Fazilka residents donate for face-lifting of war memorial

Fazilka residents donate for face-lifting of war memorial
SP Sharma
Tribune News Service

Fazilka, December 8
The war memorial set up by residents of this town in the memory of 82 soldiers of the Indian Army, who laid their lives while protecting the area during the India-Pakistan war of 1971, is being renovated these days. It is being done with the donations from residents of the town that has the distinction of having established the country's only war memorial built out of funds raised from public.

Mohan Lal Paruthi, a prominent person of the area, who was among those who collected the mutilated bodies of the 82 soldiers of the 4 JAT and cremated them at the site of the war memorial in village Asafwala, is supervising the renovation work.

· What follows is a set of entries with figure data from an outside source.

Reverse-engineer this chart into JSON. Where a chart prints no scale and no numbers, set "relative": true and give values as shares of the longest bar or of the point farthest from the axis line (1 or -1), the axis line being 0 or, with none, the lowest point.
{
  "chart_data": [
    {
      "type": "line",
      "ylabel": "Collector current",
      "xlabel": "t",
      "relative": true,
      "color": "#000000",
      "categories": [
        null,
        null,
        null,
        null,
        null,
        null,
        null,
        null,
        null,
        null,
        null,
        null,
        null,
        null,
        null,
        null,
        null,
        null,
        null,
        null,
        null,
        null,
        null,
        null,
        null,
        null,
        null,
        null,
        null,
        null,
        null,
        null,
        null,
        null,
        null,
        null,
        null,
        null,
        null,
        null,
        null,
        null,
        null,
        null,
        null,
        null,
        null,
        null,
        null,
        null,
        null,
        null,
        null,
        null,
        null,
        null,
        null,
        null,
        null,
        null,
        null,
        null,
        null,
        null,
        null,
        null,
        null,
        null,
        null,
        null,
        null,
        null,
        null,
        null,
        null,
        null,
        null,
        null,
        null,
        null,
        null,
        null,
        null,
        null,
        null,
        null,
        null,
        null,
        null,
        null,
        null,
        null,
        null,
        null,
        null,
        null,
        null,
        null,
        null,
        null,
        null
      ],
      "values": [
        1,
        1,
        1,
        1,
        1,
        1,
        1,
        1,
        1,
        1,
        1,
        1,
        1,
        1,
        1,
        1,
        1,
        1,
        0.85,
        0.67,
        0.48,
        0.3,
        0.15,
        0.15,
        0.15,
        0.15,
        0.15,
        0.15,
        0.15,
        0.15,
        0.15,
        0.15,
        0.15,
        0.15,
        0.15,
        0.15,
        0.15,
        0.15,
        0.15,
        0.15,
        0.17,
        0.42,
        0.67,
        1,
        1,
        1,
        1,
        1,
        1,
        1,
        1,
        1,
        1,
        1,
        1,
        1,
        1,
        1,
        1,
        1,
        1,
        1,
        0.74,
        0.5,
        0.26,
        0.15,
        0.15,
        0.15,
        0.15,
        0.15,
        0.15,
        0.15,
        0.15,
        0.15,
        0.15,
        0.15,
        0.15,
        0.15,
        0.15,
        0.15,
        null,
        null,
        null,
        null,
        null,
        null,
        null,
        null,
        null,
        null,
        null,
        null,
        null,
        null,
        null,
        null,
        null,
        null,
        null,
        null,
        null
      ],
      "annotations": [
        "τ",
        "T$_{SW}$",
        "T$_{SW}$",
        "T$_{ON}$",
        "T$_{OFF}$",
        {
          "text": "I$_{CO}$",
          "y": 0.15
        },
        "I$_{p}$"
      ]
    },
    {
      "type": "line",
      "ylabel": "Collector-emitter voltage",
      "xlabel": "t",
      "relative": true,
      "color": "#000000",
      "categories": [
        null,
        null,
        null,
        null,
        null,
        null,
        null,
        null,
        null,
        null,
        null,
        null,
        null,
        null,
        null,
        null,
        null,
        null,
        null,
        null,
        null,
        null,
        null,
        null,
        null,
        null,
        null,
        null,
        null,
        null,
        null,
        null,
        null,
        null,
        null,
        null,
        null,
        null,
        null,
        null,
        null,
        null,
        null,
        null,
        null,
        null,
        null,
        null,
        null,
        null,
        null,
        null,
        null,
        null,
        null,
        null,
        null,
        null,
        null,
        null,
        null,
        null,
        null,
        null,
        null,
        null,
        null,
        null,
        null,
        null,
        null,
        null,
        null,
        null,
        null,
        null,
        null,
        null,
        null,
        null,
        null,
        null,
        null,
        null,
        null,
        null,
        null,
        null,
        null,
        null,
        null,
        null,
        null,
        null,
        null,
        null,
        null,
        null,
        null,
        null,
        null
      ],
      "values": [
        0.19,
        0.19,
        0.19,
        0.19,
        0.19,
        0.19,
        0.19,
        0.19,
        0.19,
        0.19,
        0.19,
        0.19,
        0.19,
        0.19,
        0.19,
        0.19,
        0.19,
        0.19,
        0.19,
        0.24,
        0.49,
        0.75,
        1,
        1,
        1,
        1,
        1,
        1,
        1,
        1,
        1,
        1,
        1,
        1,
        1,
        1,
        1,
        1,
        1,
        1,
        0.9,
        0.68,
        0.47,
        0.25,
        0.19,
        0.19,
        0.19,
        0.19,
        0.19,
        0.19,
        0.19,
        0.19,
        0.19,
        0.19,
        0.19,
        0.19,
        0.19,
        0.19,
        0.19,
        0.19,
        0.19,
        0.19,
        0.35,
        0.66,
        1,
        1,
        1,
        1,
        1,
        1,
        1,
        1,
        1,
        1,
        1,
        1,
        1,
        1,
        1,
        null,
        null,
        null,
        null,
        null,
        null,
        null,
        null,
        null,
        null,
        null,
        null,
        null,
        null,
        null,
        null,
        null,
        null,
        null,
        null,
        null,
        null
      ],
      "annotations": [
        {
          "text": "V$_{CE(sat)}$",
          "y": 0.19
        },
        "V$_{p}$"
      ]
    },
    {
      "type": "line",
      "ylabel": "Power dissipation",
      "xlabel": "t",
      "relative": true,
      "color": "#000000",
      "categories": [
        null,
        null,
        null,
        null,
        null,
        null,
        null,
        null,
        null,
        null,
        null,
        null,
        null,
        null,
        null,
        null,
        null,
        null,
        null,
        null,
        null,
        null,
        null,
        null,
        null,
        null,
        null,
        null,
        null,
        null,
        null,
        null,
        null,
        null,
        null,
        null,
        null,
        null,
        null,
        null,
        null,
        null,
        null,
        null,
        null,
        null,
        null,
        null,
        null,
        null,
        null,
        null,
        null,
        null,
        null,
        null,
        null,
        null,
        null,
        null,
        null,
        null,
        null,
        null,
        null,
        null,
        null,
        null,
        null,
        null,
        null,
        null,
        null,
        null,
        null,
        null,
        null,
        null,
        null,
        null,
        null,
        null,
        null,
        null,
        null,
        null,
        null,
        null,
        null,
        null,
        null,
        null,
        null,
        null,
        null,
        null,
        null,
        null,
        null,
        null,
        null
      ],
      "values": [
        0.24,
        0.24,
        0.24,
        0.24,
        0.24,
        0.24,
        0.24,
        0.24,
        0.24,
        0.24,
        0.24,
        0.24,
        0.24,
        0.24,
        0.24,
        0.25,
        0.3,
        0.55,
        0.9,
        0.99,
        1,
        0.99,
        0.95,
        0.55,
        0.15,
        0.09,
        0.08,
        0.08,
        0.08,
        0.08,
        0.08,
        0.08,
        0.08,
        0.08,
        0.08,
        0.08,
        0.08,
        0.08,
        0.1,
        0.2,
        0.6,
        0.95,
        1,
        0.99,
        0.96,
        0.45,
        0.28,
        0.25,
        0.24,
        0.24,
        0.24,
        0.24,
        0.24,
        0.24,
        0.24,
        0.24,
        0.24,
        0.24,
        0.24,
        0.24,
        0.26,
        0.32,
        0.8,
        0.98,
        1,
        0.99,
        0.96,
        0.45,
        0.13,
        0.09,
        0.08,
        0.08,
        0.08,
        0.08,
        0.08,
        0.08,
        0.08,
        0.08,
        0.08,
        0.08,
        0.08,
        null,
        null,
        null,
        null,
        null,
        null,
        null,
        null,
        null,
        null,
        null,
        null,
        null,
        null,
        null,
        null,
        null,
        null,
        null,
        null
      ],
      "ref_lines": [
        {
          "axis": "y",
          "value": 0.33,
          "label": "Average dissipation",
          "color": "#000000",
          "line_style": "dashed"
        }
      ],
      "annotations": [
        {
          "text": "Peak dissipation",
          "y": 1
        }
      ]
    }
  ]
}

The war memorial committee has also set up a high school, a primary school, a dispensary and a community centre on the five-acre complex. A war museum is also under construction. The pillar on which the names of martyrs have been inscribed is also being renovated.

Paruthi recalled that the 82 soldiers laid their lives at Grumikhera while preventing the Pakistani troops from advancing towards the Fazilka town. A couple of residents on December 18 collected the mutilated remains of the soldiers from 7 in the morning till 3 pm and thereafter, performed the last rites on a mass pyre.

The war memorial was initially established on one acre land and was later expanded to five acres. The state government was approached for setting up a school that has now been upgraded to high school.

Paruthi said the war memorial had become an attraction for not only residents of the surrounding towns but also for visitors from outside who visit Fazilka to pay respect to the martyrs. He said portraits of the martyrs and pictures of the war would be displayed in the museum.

Shashi Kant, also involved in the renovation work, has published a booklet on the heroic deeds of the soldiers.